Удивление пришло потом. Как она смогла сразу так верно понять?..

 

                                                        ***

     Через несколько дней, вернувшись домой после примерки в театре новых костюмов, Кристина застала Эрика в детской, играющего с маленьким Люсьеном. Хотя сыну было немногим более года, он уже говорил. Отдельные слова давались ему особенно хорошо, но он уже составлял и целые фразы.

      Сидя на полу, Эрик строил для малыша карточный домик. Вернее, целое грандиозное сооружение. Присмотревшись, Кристина с изумлением поняла, что видит перед собой парижский Нотр Дам. Невероятно, но собор был узнаваем до мельчайших деталей! Даже крошечные химеры, слепленные из воска, примостились на положенных им местах.

      Поразительная сноровка волшебных рук Эрика не переставала удивлять Кристину. Она часто наблюдала за тем, как он в задумчивости играет картами (он любил это делать; маленькие кусочки картона с их магическим подтекстом явно  завораживали его воображение). Эрик рассеянно отпускал свои руки на волю, и они словно жили самостоятельной жизнью, с непередаваемым изяществом, легкими, точными, неуловимыми движениями возводили башни, стремительной серебристо-черной лентой перекидывали мосты в пространстве, доставали из пустоты веера, подобранные из одной масти, и вновь отправляли их в небытие.
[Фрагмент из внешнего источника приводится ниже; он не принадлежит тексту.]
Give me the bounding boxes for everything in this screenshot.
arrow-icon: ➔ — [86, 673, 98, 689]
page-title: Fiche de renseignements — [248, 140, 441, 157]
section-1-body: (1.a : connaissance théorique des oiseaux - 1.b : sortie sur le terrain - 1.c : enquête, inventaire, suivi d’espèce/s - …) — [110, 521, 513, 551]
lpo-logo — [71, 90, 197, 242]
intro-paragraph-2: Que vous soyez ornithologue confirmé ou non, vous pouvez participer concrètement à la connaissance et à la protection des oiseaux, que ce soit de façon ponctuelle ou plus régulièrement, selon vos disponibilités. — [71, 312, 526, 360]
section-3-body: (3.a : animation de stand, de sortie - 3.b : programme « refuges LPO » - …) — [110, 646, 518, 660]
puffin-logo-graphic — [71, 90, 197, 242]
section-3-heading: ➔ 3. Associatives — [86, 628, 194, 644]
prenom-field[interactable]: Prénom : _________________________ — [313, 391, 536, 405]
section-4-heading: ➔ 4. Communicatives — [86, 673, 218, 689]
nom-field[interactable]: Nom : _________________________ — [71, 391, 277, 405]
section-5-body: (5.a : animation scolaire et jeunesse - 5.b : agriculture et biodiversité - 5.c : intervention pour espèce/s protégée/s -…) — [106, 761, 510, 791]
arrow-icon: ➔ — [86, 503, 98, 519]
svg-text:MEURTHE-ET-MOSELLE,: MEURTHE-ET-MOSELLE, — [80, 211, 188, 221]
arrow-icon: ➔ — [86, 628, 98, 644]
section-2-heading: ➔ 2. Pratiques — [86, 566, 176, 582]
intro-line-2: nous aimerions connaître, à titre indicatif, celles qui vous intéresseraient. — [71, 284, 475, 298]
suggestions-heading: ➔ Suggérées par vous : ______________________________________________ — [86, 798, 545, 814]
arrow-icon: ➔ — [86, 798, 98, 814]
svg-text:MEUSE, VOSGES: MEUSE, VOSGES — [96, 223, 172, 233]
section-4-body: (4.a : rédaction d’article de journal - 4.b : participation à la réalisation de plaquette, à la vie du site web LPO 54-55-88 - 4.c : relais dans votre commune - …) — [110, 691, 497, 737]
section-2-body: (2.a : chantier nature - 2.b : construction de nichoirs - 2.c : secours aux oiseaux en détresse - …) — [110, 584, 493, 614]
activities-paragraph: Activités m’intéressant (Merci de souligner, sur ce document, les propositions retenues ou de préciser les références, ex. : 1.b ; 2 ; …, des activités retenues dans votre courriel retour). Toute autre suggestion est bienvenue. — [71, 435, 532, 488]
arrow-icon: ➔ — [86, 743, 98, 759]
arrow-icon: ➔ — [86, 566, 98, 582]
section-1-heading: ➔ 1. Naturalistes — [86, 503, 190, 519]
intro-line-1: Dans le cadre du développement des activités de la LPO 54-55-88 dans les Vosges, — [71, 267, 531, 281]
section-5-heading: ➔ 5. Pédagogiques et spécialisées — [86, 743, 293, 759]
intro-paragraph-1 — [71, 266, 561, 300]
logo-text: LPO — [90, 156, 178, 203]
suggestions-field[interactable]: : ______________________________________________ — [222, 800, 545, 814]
      Сейчас строительство подходило к концу – оставалось только пристроить несколько дополнительных контрфорсов и водрузить шпиль.

     «Интересно, сколько же времени он возится с этим», - подумала Кристина. Она знала, что сын мог наблюдать за отцом не по-детски заинтересованно и очень долго.

      Чуть приоткрыв дверь в комнату и затаив дыхание, она старалась остаться незамеченной, но Эрик обернулся. Одновременно с ним оглянулся и ребенок. Кристина давно замечала, что у сына слух был так же тонок, как и у его отца.

      Мальчик попытался встать, заторопился, но запутался в собственных ножках, пошатнулся и начал падать прямо на хрупкое сооружение. Эрик мгновенно подхватил сына.

      Почти завершенное здание заколебалось. Перекрытия медленно начали проваливаться внутрь строения, увлекая за собой контрфорсы; стены складывались, все убыстряя бегущую волну разрушения.

      Кристина смотрела на происходящее со странным чувством. Вернее, она смотрела на Эрика…  Он стоял неподвижно, держа на руках ребенка, и молчал. Потом глянул на Кристину, быстро отвел глаза и произнес:

     - Пустяки, дорогая. Люсьен не расстроился. Я построю другой, – он помолчал и добавил. – На то и карточный домик…

     И, резко взмахнув рукой, он ускорил процесс разрушения…

 

                                                         ***

      В просторном кабинете владельца банкирского дома «Джулиард и Лоу» было минимум обстановки: ряды книжных полок на одной из стен, несколько массивных кресел, бронзовые фигурки спортсменов на каминной полке и множество фотографических снимков на стенах.

      За обширным, заваленным бумагами столом красного дерева сидел сам мистер Реджи Джулиард, высокий, несколько грузноватый мужчина с красивым энергичным лицом. И в тесноватом сюртуке от лондонского портного, отметил про себя Эрик.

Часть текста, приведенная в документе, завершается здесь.